A skills matrix, also called a competency matrix, maps the required and desired skills for a board to successfully deliver its corporate mission. The skills matrix is a visual tool that clearly identifies the required, available and missing skills and competencies in a board. This is why it is widely used by Nominations Committee in their succession planning. In this blog, we explore how skills matrix can be leveraged to have the right people in a company’s boardroom.
Skills matrix and board refreshment
Effective boards have the right people in the boardroom i.e. the right mix of skills are represented. What “right” means is unique to each board as it reflects the corporate mission, culture and long-term strategy.
The skills matrix allows Nominations Committees and/or the Board to identify weaknesses in the current composition of the board and gaps in competencies and skills which may prevent companies to deliver on their strategy and corporate mission.
While the skills matrix process may seem administrative, the conversations around its establishment are very important as board members have to review existing skills, think through the strategy and the future of the company and assess whether the skills required to deliver on the long-term strategy are represented on the board.

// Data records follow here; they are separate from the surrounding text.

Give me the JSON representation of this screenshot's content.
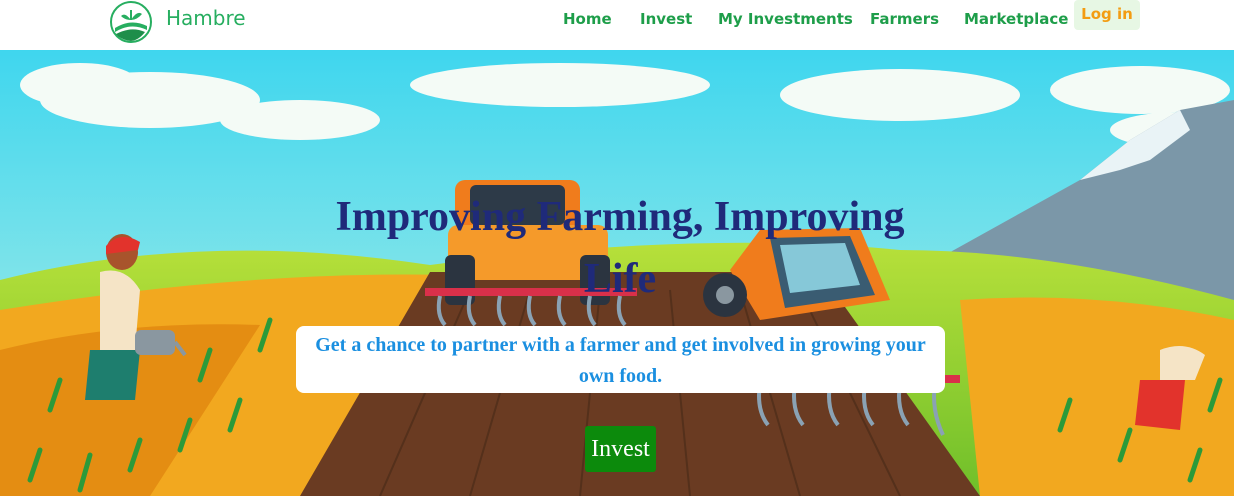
{
  "brand": {
    "name": "Hambre",
    "logo_icon": "leaf-field-logo-icon"
  },
  "nav": {
    "items": [
      {
        "label": "Home"
      },
      {
        "label": "Invest"
      },
      {
        "label": "My Investments"
      },
      {
        "label": "Farmers"
      },
      {
        "label": "Marketplace"
      }
    ],
    "login_label": "Log in"
  },
  "hero": {
    "headline": "Improving Farming, Improving Life",
    "subtitle": "Get a chance to partner with a farmer and get involved in growing your own food.",
    "cta_label": "Invest",
    "background_illustration": "farm-tractors-illustration"
  },
  "colors": {
    "nav_link": "#1e9e4a",
    "login": "#f39c12",
    "headline": "#1f2a7a",
    "subtitle": "#1a8fe0",
    "cta_bg": "#0c8a0c"
  }
}
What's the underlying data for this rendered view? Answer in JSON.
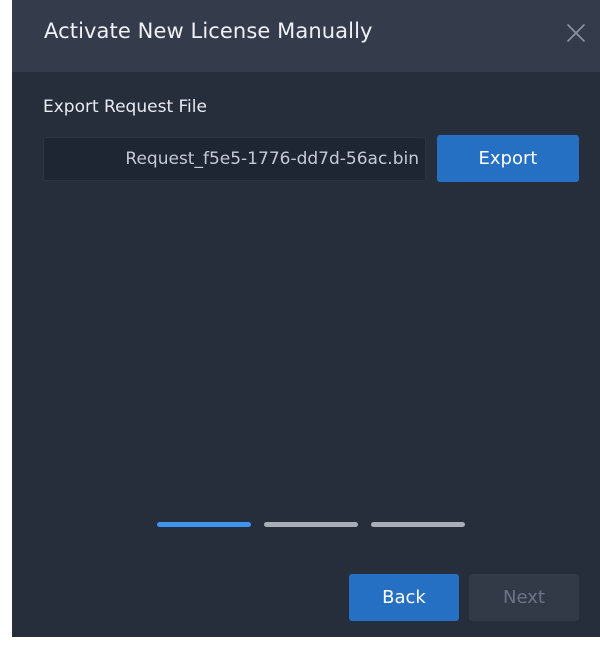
{
  "dialog": {
    "title": "Activate New License Manually",
    "close_icon": "close-icon"
  },
  "export_section": {
    "label": "Export Request File",
    "file_name": "Request_f5e5-1776-dd7d-56ac.bin",
    "export_label": "Export"
  },
  "stepper": {
    "total_steps": 3,
    "current_step": 1,
    "active_color": "#3e95ee",
    "inactive_color": "#a8aeb8"
  },
  "footer": {
    "back_label": "Back",
    "next_label": "Next",
    "next_enabled": false
  },
  "colors": {
    "background": "#262e3c",
    "titlebar": "#343b4a",
    "accent": "#2570c2"
  }
}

The discussions aim at ensuring that the board is sufficiently diverse and possesses the set of experiences that will provide value to the company.

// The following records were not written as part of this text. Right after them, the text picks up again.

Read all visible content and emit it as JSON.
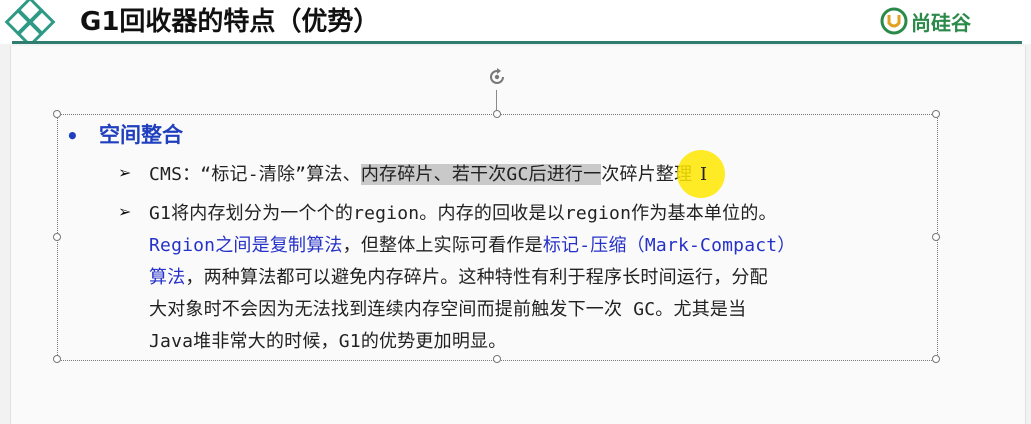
{
  "header": {
    "title": "G1回收器的特点（优势）",
    "brand_name": "尚硅谷",
    "accent_color": "#2e7d6e",
    "brand_color": "#2b8a4a"
  },
  "content": {
    "bullet": "•",
    "heading": "空间整合",
    "heading_color": "#1f3fbf",
    "items": [
      {
        "marker": "➢",
        "seg1": "CMS：“标记-清除”算法、",
        "seg2_highlighted": "内存碎片、若干次GC后进行一",
        "seg3": "次碎片整理"
      },
      {
        "marker": "➢",
        "line1": "G1将内存划分为一个个的region。内存的回收是以region作为基本单位的。",
        "line2_blue1": "Region之间是复制算法",
        "line2_black": "，但整体上实际可看作是",
        "line2_blue2": "标记-压缩（Mark-Compact）",
        "line3_blue": "算法",
        "line3_black": "，两种算法都可以避免内存碎片。这种特性有利于程序长时间运行，分配",
        "line4": "大对象时不会因为无法找到连续内存空间而提前触发下一次 GC。尤其是当",
        "line5": "Java堆非常大的时候，G1的优势更加明显。"
      }
    ]
  },
  "icons": {
    "logo": "diamond-logo-icon",
    "brand": "brand-logo-icon",
    "rotate": "rotate-handle-icon",
    "cursor": "text-cursor-icon"
  }
}
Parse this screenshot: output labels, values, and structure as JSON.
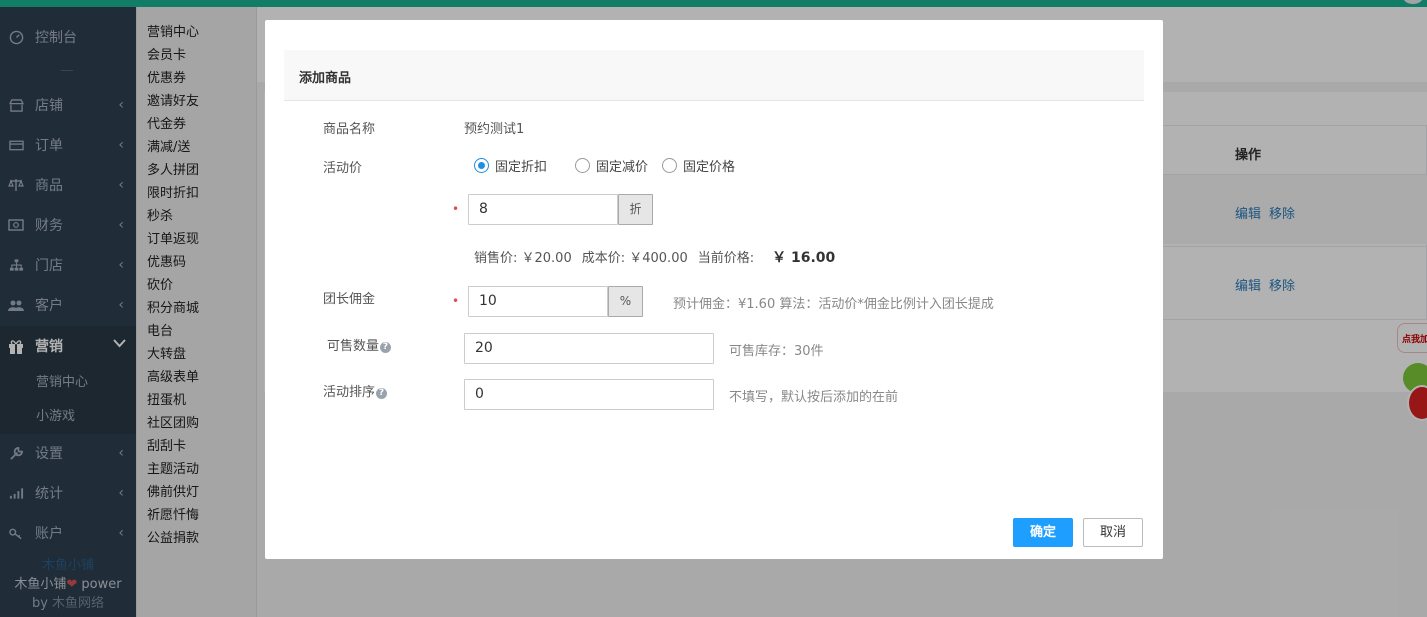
{
  "sidebar": {
    "items": [
      {
        "label": "控制台",
        "icon": "dashboard-icon"
      },
      {
        "label": "店铺",
        "icon": "shop-icon"
      },
      {
        "label": "订单",
        "icon": "order-icon"
      },
      {
        "label": "商品",
        "icon": "scale-icon"
      },
      {
        "label": "财务",
        "icon": "money-icon"
      },
      {
        "label": "门店",
        "icon": "sitemap-icon"
      },
      {
        "label": "客户",
        "icon": "users-icon"
      },
      {
        "label": "营销",
        "icon": "gift-icon"
      },
      {
        "label": "设置",
        "icon": "wrench-icon"
      },
      {
        "label": "统计",
        "icon": "bar-chart-icon"
      },
      {
        "label": "账户",
        "icon": "key-icon"
      }
    ],
    "subitems": [
      "营销中心",
      "小游戏"
    ],
    "brand": {
      "shop": "木鱼小铺",
      "line2_prefix": "木鱼小铺",
      "line2_suffix": " power",
      "line3_prefix": "by ",
      "line3_company": "木鱼网络"
    }
  },
  "submenu": [
    "营销中心",
    "会员卡",
    "优惠券",
    "邀请好友",
    "代金券",
    "满减/送",
    "多人拼团",
    "限时折扣",
    "秒杀",
    "订单返现",
    "优惠码",
    "砍价",
    "积分商城",
    "电台",
    "大转盘",
    "高级表单",
    "扭蛋机",
    "社区团购",
    "刮刮卡",
    "主题活动",
    "佛前供灯",
    "祈愿忏悔",
    "公益捐款"
  ],
  "background_table": {
    "op_header": "操作",
    "rows": [
      {
        "edit": "编辑",
        "remove": "移除"
      },
      {
        "edit": "编辑",
        "remove": "移除"
      }
    ],
    "badge_text": "点我加进"
  },
  "modal": {
    "title": "添加商品",
    "product_name_label": "商品名称",
    "product_name_value": "预约测试1",
    "activity_price_label": "活动价",
    "radios": [
      {
        "label": "固定折扣",
        "checked": true
      },
      {
        "label": "固定减价",
        "checked": false
      },
      {
        "label": "固定价格",
        "checked": false
      }
    ],
    "required_mark": "•",
    "discount_value": "8",
    "discount_unit": "折",
    "price_info": {
      "sale_price": "销售价: ￥20.00",
      "cost_price": "成本价: ￥400.00",
      "current_label": "当前价格:",
      "current_value": "￥ 16.00"
    },
    "commission_label": "团长佣金",
    "commission_value": "10",
    "commission_unit": "%",
    "commission_hint": "预计佣金：¥1.60 算法：活动价*佣金比例计入团长提成",
    "qty_label": "可售数量",
    "qty_value": "20",
    "qty_hint": "可售库存：30件",
    "sort_label": "活动排序",
    "sort_value": "0",
    "sort_hint": "不填写，默认按后添加的在前",
    "help_glyph": "?",
    "ok_label": "确定",
    "cancel_label": "取消",
    "colors": {
      "primary": "#1e9fff",
      "required": "#e04c4c"
    }
  }
}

The skills matrix process will inform the decision to recruit new NEDs on the board or replace incumbent NEDs.
Related post: Succession Planning, Board Best Practice®
Skills matrix and cross-generational considerations
The 2018-2019 Annual Edition of the Gartner’s Top Insights for the C-Suite reports that 87% of senior business leaders say that digitalisation is a company priority and 66% of CEOs expect their company to change its business model in the next three years as a result. As businesses scale their digital capabilities and figure out their digital strategy, boards should make sure that digital expertise is represented in the boardroom. This will likely call for cross-generational representation on the boards and the appointment of young non-executive directors, that may not have the broad business experience of seasoned executives but will bring a different set of experiences, as valuable to the company.

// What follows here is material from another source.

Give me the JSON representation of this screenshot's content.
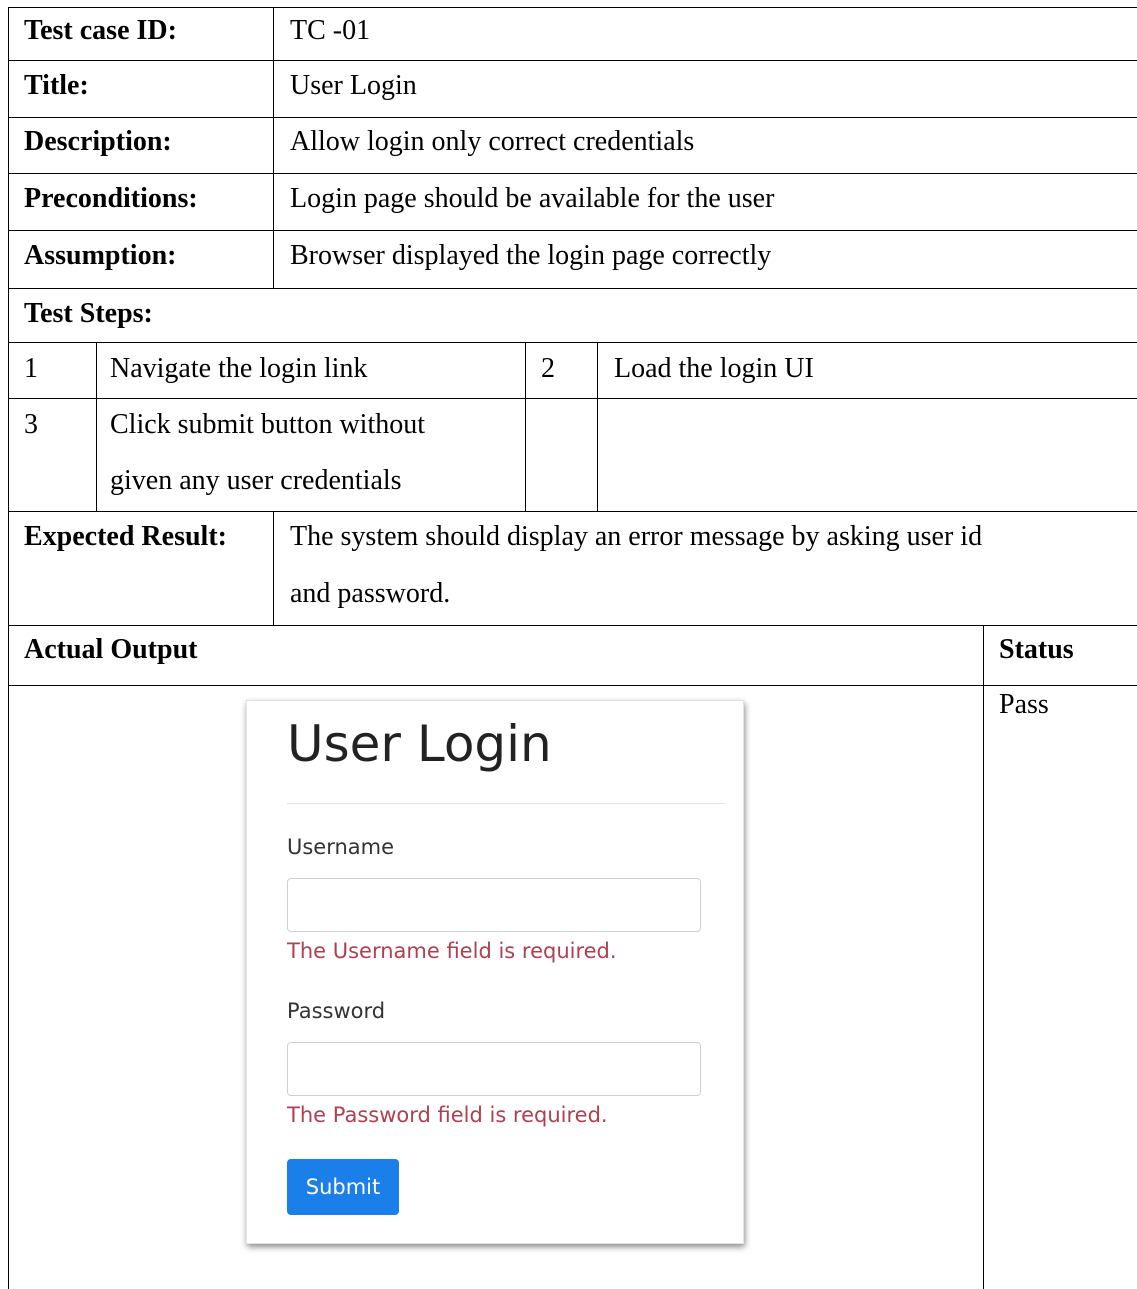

Related post: NEDonBoard calls for board to appoint younger non-executive directors to refresh their composition
Skills matrix and behavioural skills
Behavioural skills should be part of the skills matrix as boardroom dynamics will be impacted by the personalities and behavioural types in the boardroom. NEDs and other board members should fit with the board and corporate culture.
NEDonBoard recommends that the following attributes be considered:
- Emotional intelligence
- Listening skills
- Ethical standards
- Chemistry with other board members
- Willingness and ability to devote time to non-executive director responsibilities
Related post: Top 5 skills of a good NED; Boardroom dynamics
Written by Elise Perraud, NEDonBoard COO
If you are a young professional looking to support organisations in refreshing their board composition, we have designed the NED Accelerator Programme for you. Visit the course page to find out what you will gain and what alumni and non-executive directors say about the programme.
This makes complete sense, having spent an eye-opening & uplifting last 4 years, encouraging the move from semi-digital (i.e. paper sent by email) to digital by default, where whole transactions can be conducted, safely, online – not forgetting that the “digitally disconnected” should still be able to access services, for instance by printing the digitally enabled norm.
The move to better digital is most often identified by those with experience, but invariably actually done by those younger and more skilled in digital provision.
It’s critical that the transaction processes are understood and that both the experienced & the facilitators can listen; talk & manage the process for the benefit of both customer & service provider.
While my experiences have emanated from my role as a County Councillor, and have been particularly rewarding during Covid-19, I have little doubt that there are many companies who would benefit from a customer viewpoint analysis when looking for improved digitisation by appropriately skilled individuals on their board – all with the aim of improving both business efficiency & customer service.